CBS asked a federal appeals court on Friday to set aside the $550,000 fine by the Federal Communications Commission against the broadcaster for airing Janet Jackson’s breast-baring performance during the 2004 Super Bowl halftime show.
The television network argued the fine was “unconstitutional, contrary to the Communications Act and FCC rules and generally arbitrary, capricious and contrary to law.”
The petition for review was filed in the 3rd Circuit U.S. Court of Appeals in Philadelphia. CBS agreed to turn over the fine money, a prerequisite for filing the appeal.
CBS noted in a statement that it had apologized for “the inappropriate and unexpected” episode and had put in place safeguards to prevent a recurrence. “However, we disagree strongly with the FCC’s conclusions and will continue to pursue all remedies necessary to affirm our legal rights,” the network said.
The FCC said it would fight to uphold the fine.
“CBS’ continued insistence that the halftime show was not indecent demonstrates that it is out of touch with the American people,” said FCC spokeswoman Tamara Lipper. “Millions of parents, as well as Congress, understand what CBS does not: Janet Jackson’s ’wardrobe malfunction’ was indeed indecent.”
The halftime show aired on Feb. 1, 2004, to an estimated audience of 90 million. During a musical number, singer Justin Timberlake pulled off part of Jackson’s bustier, briefly exposing one of her breasts.
After a flood of complaints, the FCC issued a fine against the network and each of 20 network-owned stations that aired the show, totaling $550,000.

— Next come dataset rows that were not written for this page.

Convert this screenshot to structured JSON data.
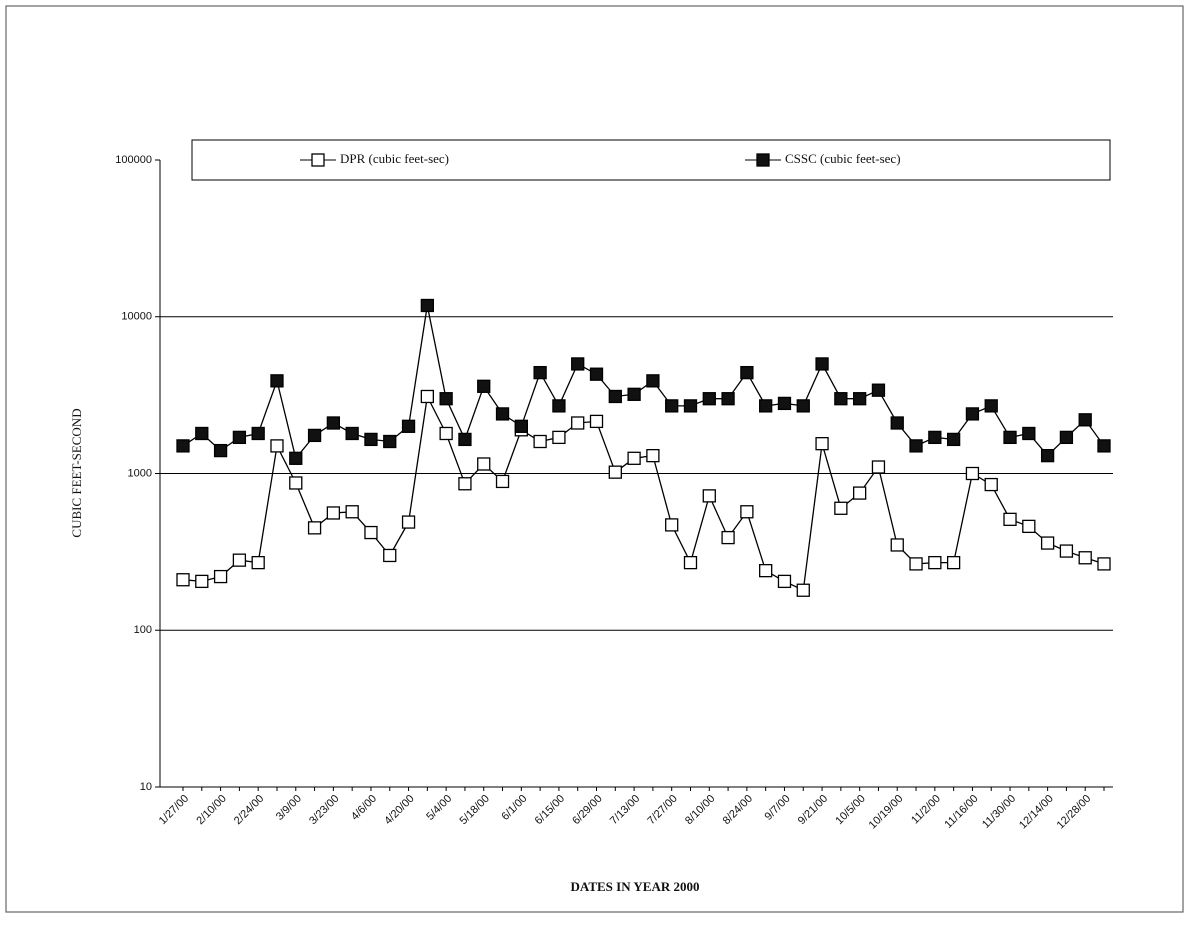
{
  "chart_data": {
    "type": "line",
    "log_scale": true,
    "grid": true,
    "legend": "top",
    "x_label": "DATES IN YEAR 2000",
    "y_label": "CUBIC FEET-SECOND",
    "categories": [
      "1/27/00",
      null,
      "2/10/00",
      null,
      "2/24/00",
      null,
      "3/9/00",
      null,
      "3/23/00",
      null,
      "4/6/00",
      null,
      "4/20/00",
      null,
      "5/4/00",
      null,
      "5/18/00",
      null,
      "6/1/00",
      null,
      "6/15/00",
      null,
      "6/29/00",
      null,
      "7/13/00",
      null,
      "7/27/00",
      null,
      "8/10/00",
      null,
      "8/24/00",
      null,
      "9/7/00",
      null,
      "9/21/00",
      null,
      "10/5/00",
      null,
      "10/19/00",
      null,
      "11/2/00",
      null,
      "11/16/00",
      null,
      "11/30/00",
      null,
      "12/14/00",
      null,
      "12/28/00",
      null
    ],
    "series": [
      {
        "name": "DPR (cubic feet-sec)",
        "color": "#000000",
        "marker_fill": "#ffffff",
        "values": [
          210,
          205,
          220,
          280,
          270,
          1500,
          870,
          450,
          560,
          570,
          420,
          300,
          490,
          3100,
          1800,
          860,
          1150,
          890,
          1900,
          1600,
          1700,
          2100,
          2150,
          1020,
          1250,
          1300,
          470,
          270,
          720,
          390,
          570,
          240,
          205,
          180,
          1550,
          600,
          750,
          1100,
          350,
          265,
          270,
          270,
          1000,
          850,
          510,
          460,
          360,
          320,
          290,
          265
        ]
      },
      {
        "name": "CSSC (cubic feet-sec)",
        "color": "#000000",
        "marker_fill": "#111111",
        "values": [
          1500,
          1800,
          1400,
          1700,
          1800,
          3900,
          1250,
          1750,
          2100,
          1800,
          1650,
          1600,
          2000,
          11800,
          3000,
          1650,
          3600,
          2400,
          2000,
          4400,
          2700,
          5000,
          4300,
          3100,
          3200,
          3900,
          2700,
          2700,
          3000,
          3000,
          4400,
          2700,
          2800,
          2700,
          5000,
          3000,
          3000,
          3400,
          2100,
          1500,
          1700,
          1650,
          2400,
          2700,
          1700,
          1800,
          1300,
          1700,
          2200,
          1500
        ]
      }
    ],
    "ylim": [
      10,
      100000
    ],
    "yticks": [
      10,
      100,
      1000,
      10000,
      100000
    ]
  }
}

The breast-baring episode kicked off a record year for indecency fines imposed by the agency and led to Congress passing a tenfold increase in the maximum fines for indecent broadcasting.
The FCC already was embroiled in court fights over fines it issued on March 15 penalizing foul language in a number of television shows. Several major broadcasters asked federal courts in New York and the District of Columbia to overturn the fines.